Ihr Herz klopfte sogleich wie rasend und sie erhob sich, um den Mann zu begrüssen.
«Cool!» freute dieser sich «du durftest mal wieder etwas länger aufstehen, hab ich gehört!» «Ja!» rief sie und fiel dem Mann um den Hals. Dann küssten sich die beiden ziemlich leidenschaftlich.
«Ich habe gerade meine Kündigung ins Reine geschrieben,» erklärte sie Stefan. «Aber jetzt muss ich mich wieder ein wenig ausruhen. Mein Bauch schmerzt schon wieder etwas.»
Stefan nickte und zusammen gingen sie rüber zum Bett. Spontan legte sich der Mann neben die Frau und blickte sie, seinen Kopf auf seinen Arm gestützt, mit einem verklärten, ziemlich verliebten Blick an. «Du siehst heute sehr gut aus,» sprach er. «Es scheint, als kämest du wieder langsam zu Kräften.»

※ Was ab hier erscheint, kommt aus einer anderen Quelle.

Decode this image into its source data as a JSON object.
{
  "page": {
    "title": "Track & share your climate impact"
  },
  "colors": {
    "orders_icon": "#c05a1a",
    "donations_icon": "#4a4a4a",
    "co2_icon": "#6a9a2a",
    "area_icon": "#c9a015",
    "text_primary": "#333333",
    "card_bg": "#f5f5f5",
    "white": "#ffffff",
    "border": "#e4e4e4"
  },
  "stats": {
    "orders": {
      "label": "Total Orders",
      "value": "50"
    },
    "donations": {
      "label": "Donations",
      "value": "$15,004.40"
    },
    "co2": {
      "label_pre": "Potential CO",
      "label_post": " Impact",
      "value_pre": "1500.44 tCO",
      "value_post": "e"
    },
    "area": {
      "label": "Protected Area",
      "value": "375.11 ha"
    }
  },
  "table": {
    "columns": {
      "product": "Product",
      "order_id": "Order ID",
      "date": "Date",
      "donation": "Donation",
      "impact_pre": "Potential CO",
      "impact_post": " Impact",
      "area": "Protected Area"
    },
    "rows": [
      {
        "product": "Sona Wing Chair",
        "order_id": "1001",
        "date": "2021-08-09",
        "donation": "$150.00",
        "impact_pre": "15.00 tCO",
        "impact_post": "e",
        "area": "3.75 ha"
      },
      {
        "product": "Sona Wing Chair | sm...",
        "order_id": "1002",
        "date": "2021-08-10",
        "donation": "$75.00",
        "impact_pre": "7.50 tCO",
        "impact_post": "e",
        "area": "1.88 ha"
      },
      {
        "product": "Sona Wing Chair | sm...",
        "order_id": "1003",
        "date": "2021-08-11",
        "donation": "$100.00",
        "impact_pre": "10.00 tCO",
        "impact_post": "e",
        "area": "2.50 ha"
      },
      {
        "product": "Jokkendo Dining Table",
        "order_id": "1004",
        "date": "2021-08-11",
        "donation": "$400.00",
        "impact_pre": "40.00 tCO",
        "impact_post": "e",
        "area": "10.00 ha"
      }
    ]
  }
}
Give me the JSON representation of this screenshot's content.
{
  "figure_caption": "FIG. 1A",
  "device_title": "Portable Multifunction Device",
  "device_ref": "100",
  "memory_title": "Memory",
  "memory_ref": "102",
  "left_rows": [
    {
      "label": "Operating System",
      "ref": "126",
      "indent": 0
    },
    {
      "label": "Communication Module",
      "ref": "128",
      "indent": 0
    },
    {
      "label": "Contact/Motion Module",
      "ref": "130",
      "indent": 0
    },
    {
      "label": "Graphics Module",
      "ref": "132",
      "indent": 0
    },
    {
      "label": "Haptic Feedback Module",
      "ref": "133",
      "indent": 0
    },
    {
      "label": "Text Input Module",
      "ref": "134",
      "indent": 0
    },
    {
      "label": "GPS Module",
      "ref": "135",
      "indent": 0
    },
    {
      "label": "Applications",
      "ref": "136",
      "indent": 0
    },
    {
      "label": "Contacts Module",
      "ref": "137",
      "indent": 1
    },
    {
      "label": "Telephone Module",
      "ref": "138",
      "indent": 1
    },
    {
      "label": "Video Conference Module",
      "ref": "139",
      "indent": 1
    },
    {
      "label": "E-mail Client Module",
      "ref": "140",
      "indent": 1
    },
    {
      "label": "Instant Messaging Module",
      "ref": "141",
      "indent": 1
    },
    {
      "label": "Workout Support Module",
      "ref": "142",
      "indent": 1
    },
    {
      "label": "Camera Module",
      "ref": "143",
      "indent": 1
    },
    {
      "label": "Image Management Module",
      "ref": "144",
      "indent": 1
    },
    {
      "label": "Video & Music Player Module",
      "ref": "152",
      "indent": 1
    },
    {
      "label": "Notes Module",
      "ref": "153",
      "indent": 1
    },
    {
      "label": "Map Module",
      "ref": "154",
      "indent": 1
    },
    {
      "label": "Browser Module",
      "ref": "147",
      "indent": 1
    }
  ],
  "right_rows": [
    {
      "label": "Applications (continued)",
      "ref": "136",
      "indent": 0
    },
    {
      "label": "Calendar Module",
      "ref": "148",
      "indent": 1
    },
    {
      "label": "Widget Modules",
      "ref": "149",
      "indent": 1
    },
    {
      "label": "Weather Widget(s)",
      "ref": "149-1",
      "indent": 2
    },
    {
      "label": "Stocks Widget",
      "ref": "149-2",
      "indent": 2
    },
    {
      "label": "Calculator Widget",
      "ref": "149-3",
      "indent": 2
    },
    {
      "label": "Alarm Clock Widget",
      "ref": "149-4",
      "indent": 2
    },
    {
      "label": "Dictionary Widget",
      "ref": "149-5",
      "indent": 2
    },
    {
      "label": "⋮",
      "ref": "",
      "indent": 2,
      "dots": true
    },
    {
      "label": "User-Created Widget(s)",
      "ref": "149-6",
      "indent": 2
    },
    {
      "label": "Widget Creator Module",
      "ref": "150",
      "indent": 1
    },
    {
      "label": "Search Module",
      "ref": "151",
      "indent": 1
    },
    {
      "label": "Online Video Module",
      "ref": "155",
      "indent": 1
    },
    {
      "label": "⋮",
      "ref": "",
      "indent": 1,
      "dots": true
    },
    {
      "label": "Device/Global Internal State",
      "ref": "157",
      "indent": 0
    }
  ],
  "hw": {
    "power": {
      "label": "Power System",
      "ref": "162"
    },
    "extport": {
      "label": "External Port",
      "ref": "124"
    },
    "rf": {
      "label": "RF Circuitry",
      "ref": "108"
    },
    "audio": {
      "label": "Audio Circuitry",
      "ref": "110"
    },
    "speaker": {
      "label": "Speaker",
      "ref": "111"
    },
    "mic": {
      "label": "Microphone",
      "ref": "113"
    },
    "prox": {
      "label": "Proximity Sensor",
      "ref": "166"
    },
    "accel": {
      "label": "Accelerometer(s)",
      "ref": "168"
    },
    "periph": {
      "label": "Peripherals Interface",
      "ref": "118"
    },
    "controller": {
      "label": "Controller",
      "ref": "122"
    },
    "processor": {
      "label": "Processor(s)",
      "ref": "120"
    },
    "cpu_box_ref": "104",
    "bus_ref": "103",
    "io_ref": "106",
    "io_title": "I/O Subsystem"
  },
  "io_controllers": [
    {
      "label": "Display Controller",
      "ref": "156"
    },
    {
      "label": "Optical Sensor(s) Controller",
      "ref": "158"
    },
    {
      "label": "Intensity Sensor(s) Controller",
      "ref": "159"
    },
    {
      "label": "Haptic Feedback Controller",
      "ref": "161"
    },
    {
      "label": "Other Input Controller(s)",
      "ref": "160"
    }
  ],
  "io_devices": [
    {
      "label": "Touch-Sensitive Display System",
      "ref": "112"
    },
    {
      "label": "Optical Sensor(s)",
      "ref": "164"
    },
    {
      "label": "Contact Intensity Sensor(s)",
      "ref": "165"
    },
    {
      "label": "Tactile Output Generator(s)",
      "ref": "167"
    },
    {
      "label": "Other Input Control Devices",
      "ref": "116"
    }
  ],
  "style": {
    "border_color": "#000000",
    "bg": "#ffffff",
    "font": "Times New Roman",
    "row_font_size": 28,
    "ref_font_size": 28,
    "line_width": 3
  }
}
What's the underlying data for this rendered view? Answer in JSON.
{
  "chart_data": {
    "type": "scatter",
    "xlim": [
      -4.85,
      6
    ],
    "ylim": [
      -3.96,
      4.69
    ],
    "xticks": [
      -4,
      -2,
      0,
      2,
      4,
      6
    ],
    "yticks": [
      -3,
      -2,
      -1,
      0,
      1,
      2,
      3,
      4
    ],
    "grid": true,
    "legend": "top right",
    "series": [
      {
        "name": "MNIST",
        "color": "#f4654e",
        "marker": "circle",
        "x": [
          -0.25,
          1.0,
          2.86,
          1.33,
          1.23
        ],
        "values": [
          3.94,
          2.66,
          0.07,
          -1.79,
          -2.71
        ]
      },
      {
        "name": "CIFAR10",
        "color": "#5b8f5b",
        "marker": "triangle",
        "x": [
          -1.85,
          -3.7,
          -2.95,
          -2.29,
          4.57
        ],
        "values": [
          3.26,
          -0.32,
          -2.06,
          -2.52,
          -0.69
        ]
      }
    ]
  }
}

«Ja, ich denke schon,» erwiderte sie und kuschelte sich, mit einem wohligen Seufzer, an ihn. «Schön bist zu gekommen. Ich… habe dich vermisst.»
«Ich dich auch, sehr sogar.» Wieder küsste er sie, diesmal aber sanft und zärtlich. «Du sagtest, du hast gerade deine Kündigung ins Reine geschrieben? Dann willst du also Nägel mit Köpfen machen?»
«Ja, ich denke, das ist die einzige Möglichkeit. Ich muss meinem Leben dringend eine andere Wendung geben. Das ist sehr wichtig für meine innere und äussere Gesundheit.» «Das finde ich eine gute Idee. Ausserdem… hast du ja jetzt mich. Ich werde dich natürlich unterstützen, wenn es nötig sein sollte.»
«Das möchte ich aber nicht. Ich will keine Schmarotzerin sein.»
«Ach Blödsinn! Wenn du Hilfe brauchst, bin ich für dich da. Ausserdem wirst du bestimmt schnell wieder einen neuen Job finden.»
«Meinst du?»
«Ja klar! Und ansonsten kommst du einfach etwas mit mir auf grosse Fahrt.»
«Du willst mich in deinem Lastwagen mitnehmen?»
«Wenn du Spass daran hättest, klar. Ich muss in nächster Zeit sowieso einige Male ins Ausland. Wir könnten dann im Lastwagen oder auch mal in Hotels schlafen und uns etwas die Welt anschauen.»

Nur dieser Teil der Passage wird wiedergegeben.